A los gatos, semisalvajes, que van y vienen entre el vecindario les ha dado pro reunirse hoy a todos bajo una hornacina donde guardo las herramientas de jardinería. Hasta seis, cuento. Adormilados al sol, no parece que estén muy agobiados con el COVID-19. La Academia dice que el bicho es femenino y debería ser llamado la COVID-19. Sea. Otra vuelta. ¿Te ha salido lo del cuervo, hija?, pregunto. “Casi, casi, pero no a la primera”, replica. Yo nunca fui capaz ni de hacer el pino. Así me fue en Educación Física con el P. Chopo.

Con la mención del cuervo, pienso que, últimamente, apenas se oye a los perros ladrar. ¿O son imaginaciones mías? Hasta parece que ha desaparecido el mirlo que debe de criar todas las primaveras en algún recoveco de los cipreses, pues en cuanto pongo semillas de cinnias en el macizo debajo de la higuera, rápidamente aparece, saltimbanqui de rama en rama, para escarbar la semilla recién plantada. Como las aves de la parábola.
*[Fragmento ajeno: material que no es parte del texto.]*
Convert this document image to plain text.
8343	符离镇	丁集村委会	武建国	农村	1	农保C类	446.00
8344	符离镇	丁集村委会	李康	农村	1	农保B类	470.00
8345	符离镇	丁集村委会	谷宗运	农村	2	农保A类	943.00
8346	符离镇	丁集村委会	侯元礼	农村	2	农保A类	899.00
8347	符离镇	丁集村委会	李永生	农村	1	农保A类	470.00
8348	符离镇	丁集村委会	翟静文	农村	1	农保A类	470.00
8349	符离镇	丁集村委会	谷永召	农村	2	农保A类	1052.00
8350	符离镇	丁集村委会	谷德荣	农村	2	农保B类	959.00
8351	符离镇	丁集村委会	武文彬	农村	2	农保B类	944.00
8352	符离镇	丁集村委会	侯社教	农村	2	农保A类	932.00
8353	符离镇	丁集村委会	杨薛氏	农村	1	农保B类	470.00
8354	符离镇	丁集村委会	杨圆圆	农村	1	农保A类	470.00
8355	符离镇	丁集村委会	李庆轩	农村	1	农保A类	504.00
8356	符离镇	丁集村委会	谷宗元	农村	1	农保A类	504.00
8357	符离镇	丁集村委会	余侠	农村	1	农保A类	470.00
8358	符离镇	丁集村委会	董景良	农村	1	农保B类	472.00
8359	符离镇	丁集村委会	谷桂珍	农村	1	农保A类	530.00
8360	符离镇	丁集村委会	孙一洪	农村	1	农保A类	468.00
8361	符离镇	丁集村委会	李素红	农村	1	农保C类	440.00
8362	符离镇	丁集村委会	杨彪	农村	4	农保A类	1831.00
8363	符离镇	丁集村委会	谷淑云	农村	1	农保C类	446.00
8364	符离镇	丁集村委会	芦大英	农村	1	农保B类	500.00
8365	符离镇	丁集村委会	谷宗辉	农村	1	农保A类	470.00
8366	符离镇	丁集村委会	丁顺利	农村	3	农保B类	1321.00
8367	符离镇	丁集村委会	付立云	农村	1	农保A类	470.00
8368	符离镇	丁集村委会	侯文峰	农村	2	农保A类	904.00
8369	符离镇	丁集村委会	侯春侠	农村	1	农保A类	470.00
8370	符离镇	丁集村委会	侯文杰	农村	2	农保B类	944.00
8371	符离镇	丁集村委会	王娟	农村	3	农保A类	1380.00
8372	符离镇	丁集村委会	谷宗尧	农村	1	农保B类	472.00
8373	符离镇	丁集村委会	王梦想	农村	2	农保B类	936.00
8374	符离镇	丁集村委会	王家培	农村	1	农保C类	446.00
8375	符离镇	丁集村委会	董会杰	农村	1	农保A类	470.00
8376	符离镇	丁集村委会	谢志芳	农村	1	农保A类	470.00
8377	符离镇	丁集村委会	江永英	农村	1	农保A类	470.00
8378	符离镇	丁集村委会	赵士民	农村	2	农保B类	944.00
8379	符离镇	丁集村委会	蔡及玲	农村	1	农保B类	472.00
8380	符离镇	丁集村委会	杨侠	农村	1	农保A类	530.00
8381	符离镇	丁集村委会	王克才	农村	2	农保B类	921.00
Seguramente, hay muchas maneras de pasar una mañana de domingo resplandeciente de sol y luz. Que esta de dar vueltas a los muros de la casa. Me prometo a mí mismo que si los trabajadores, con vacaciones forzosas a partir de mañana lunes, se verán obligados a recobrar las horas antes del 31 de diciembre, yo no me daré tanta tregua para recuperar las caminatas perdidas en línea recta. En cuanto digan que el encierro ha terminado, me vengaré por veredas y cañadas. Se acabarán estas rutas caseras y circulares del colesterol.

De momento, me consuelo con ver que el ciruelo de mi padre está dejando caer las flores. He advertido media docena de abejas revoloteando sobre sus delicadas flores blancas. Espero que hayan cumplido con su deber de siglos y para julio maduren las ciruelas claudias.